Lancashire council tax cut by 2% in surprise move
Council tax has been cut by 2% in a surprise move by Lancashire County Council.
The reduction was agreed at a full council meeting earlier, during which the budget for 2013-14 was set.
The Conservative led authority is responsible for about 80% of local government spending, with the other local authorities providing the rest.
Funding for 48 new police community support officers, at a cost of £3.7m, was also announced during the meeting.
The £15m of investment plans, announced at County Hall in Preston, include a new £5m dementia centre at an as yet unconfirmed location.
A further £3.3m was allocated for a training and support programme to help people who have been made redundant.
In addition £1m will be provided for young people's services, with another £1m used to install toilets in major centres across Lancashire for people with severe learning disabilities.
Council leader Geoff Driver said: "It has been a tough period for local government and there are even more difficult times ahead, but people across Lancashire are having a difficult time financially too and we want to do what we can to help.
"The county council has managed its finances very well despite huge reductions in funding and that has put us in a strong enough position to cut council tax while announcing new investments and continuing to make savings."
Jennifer Mein, Labour group leader on the council, described the move as a "surprise announcement".
She said: "It's a blanket bribe to the electorate - the [local council] election is ten weeks away and I'm positive the people of Lancashire will not fall for this bribe."

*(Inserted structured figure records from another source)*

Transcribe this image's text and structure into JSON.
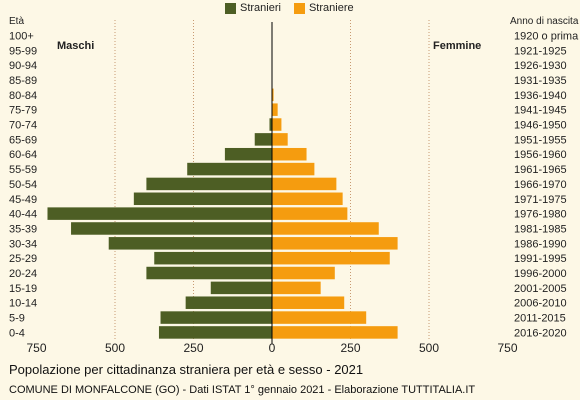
{
  "legend": {
    "male_label": "Stranieri",
    "female_label": "Straniere"
  },
  "headers": {
    "age": "Età",
    "birth_year": "Anno di nascita"
  },
  "side_labels": {
    "left": "Maschi",
    "right": "Femmine"
  },
  "title": "Popolazione per cittadinanza straniera per età e sesso - 2021",
  "source": "COMUNE DI MONFALCONE (GO) - Dati ISTAT 1° gennaio 2021 - Elaborazione TUTTITALIA.IT",
  "colors": {
    "male": "#4d5e24",
    "female": "#f59c0f",
    "grid": "#c89a72",
    "axis": "#000000"
  },
  "chart_data": {
    "type": "bar",
    "orientation": "horizontal",
    "layout": "population-pyramid",
    "categories": [
      "100+",
      "95-99",
      "90-94",
      "85-89",
      "80-84",
      "75-79",
      "70-74",
      "65-69",
      "60-64",
      "55-59",
      "50-54",
      "45-49",
      "40-44",
      "35-39",
      "30-34",
      "25-29",
      "20-24",
      "15-19",
      "10-14",
      "5-9",
      "0-4"
    ],
    "birth_years": [
      "1920 o prima",
      "1921-1925",
      "1926-1930",
      "1931-1935",
      "1936-1940",
      "1941-1945",
      "1946-1950",
      "1951-1955",
      "1956-1960",
      "1961-1965",
      "1966-1970",
      "1971-1975",
      "1976-1980",
      "1981-1985",
      "1986-1990",
      "1991-1995",
      "1996-2000",
      "2001-2005",
      "2006-2010",
      "2011-2015",
      "2016-2020"
    ],
    "series": [
      {
        "name": "Stranieri",
        "side": "left",
        "values": [
          0,
          0,
          0,
          0,
          1,
          1,
          8,
          55,
          150,
          270,
          400,
          440,
          715,
          640,
          520,
          375,
          400,
          195,
          275,
          355,
          360
        ]
      },
      {
        "name": "Straniere",
        "side": "right",
        "values": [
          0,
          0,
          0,
          0,
          5,
          18,
          30,
          50,
          110,
          135,
          205,
          225,
          240,
          340,
          400,
          375,
          200,
          155,
          230,
          300,
          400
        ]
      }
    ],
    "xticks": [
      "750",
      "500",
      "250",
      "0",
      "250",
      "500",
      "750"
    ],
    "xlim": [
      -750,
      750
    ],
    "grid": true,
    "legend_position": "top"
  }
}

Professor Bill Winlow, Liberal Democrat group leader on the council, called the move "electioneering".
He said: "The big issue is that by cutting council tax like this, you end up creating a hole in future years which you have to somehow fill.
"In a few years time, we are probably going to have to start putting up council tax rather more than one would have expected".
The council is currently carrying out a three-year savings programme, during which it will spend £215m less on management and administration.